What if you saw the vast power you have to heal and satisfy your partner? Would you dare to use that power?
Here is a common pattern I see in my couples (of course, genders can be reversed): she moves closer to him in a warm way, he responds in a guarded manner, she feels rejected so she protests, he feels criticized and gets defensive, she feels hurt and angry and accuses him of not caring about her, and the cycle worsens. When he first experiences her offer of love, this touches his “need for love” place AND some old wound from a failure of being loved. Picture the “Battleship” game in which you place a boat on a grid at certain coordinates, such as B-3 and C-3. Our brains are similar in that a particular need can be seen as residing at a particular place in the brain. That “place” will be touched, whether by that need being met or that need being frustrated. So, in our example above, the man’s wound (from a lack of love and attachment) was touched by his partner’s offer of warmth and love. That is the “place” in his brain where his original need (for love and attachment) resides and therefore where his trauma from childhood also resides. Ironically, the pain from the old wound can be reactivated either by a hurtful behavior that replicates that old rejecting behavior or by a loving behavior that offers to meet the original need!

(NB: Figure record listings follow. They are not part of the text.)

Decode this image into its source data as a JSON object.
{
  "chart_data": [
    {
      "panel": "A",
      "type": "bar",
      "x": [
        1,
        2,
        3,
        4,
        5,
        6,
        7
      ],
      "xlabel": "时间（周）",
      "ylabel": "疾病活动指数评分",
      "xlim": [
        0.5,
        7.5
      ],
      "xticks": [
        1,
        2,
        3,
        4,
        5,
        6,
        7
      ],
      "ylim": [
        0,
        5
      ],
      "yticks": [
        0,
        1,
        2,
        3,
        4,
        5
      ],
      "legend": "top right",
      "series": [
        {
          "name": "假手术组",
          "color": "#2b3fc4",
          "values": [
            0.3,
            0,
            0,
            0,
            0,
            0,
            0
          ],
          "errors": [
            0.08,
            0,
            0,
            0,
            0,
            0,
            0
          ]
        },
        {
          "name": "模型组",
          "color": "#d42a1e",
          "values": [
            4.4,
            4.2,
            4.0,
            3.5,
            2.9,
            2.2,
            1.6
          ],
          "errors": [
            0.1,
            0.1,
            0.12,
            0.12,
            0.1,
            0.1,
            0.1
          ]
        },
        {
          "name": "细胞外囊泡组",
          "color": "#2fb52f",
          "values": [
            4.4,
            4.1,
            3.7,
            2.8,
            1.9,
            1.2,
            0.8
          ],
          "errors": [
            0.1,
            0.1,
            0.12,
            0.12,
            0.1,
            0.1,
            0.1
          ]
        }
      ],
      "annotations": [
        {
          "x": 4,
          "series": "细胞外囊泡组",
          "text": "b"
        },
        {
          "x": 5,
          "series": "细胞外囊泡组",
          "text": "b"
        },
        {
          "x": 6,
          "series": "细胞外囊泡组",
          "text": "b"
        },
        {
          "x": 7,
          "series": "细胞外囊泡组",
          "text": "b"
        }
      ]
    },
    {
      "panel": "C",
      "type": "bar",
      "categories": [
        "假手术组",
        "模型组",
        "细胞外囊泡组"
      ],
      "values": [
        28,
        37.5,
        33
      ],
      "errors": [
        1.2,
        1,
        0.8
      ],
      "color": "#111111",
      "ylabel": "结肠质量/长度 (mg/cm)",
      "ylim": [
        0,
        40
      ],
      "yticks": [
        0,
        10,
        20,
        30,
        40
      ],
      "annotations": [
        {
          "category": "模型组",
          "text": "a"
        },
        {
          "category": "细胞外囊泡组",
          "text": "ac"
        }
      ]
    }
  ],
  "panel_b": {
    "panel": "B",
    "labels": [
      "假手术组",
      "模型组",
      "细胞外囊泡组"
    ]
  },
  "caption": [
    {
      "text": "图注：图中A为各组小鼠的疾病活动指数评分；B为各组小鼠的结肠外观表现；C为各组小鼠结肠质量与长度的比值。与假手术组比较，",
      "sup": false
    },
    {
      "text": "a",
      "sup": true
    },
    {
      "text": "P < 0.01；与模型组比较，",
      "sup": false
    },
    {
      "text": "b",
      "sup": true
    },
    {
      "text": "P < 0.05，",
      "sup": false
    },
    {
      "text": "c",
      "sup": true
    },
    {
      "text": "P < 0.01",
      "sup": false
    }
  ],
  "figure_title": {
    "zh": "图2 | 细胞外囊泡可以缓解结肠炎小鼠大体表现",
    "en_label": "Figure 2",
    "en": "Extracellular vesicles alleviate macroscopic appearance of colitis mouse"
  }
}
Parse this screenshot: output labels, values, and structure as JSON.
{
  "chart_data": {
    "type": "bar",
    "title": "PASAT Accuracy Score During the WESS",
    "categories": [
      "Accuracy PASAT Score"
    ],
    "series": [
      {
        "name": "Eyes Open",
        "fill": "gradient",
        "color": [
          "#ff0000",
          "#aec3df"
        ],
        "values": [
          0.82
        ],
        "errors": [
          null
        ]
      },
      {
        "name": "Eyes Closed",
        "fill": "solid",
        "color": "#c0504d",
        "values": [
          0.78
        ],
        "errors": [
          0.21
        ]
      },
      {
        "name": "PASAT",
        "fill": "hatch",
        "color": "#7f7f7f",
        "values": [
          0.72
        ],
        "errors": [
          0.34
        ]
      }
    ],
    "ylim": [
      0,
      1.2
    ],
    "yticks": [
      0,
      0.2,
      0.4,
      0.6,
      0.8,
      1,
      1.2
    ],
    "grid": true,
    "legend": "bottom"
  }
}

Stan Tatkin, author of Wired for Love, teaches that each spouse serves as a proxy for those who most deeply hurt their spouse. As a proxy, it is your job to enter into those places in your partner’s experience where their wounds reside and to bring a healing love to your partner. But as a proxy you must be prepared for being experienced as the original perpetrator of hurt. You must be persistent with your love. Your partner expresses “I’m not good enough” and you respond, “You’re great just as you are.” Your partner expresses, “No one could love me” and you respond “I love you.” It is your job to figure out how your partner needs to be loved and to risk expressing that bold love. Healing will occur when the person can experience the original pain within the context of their partner’s current love.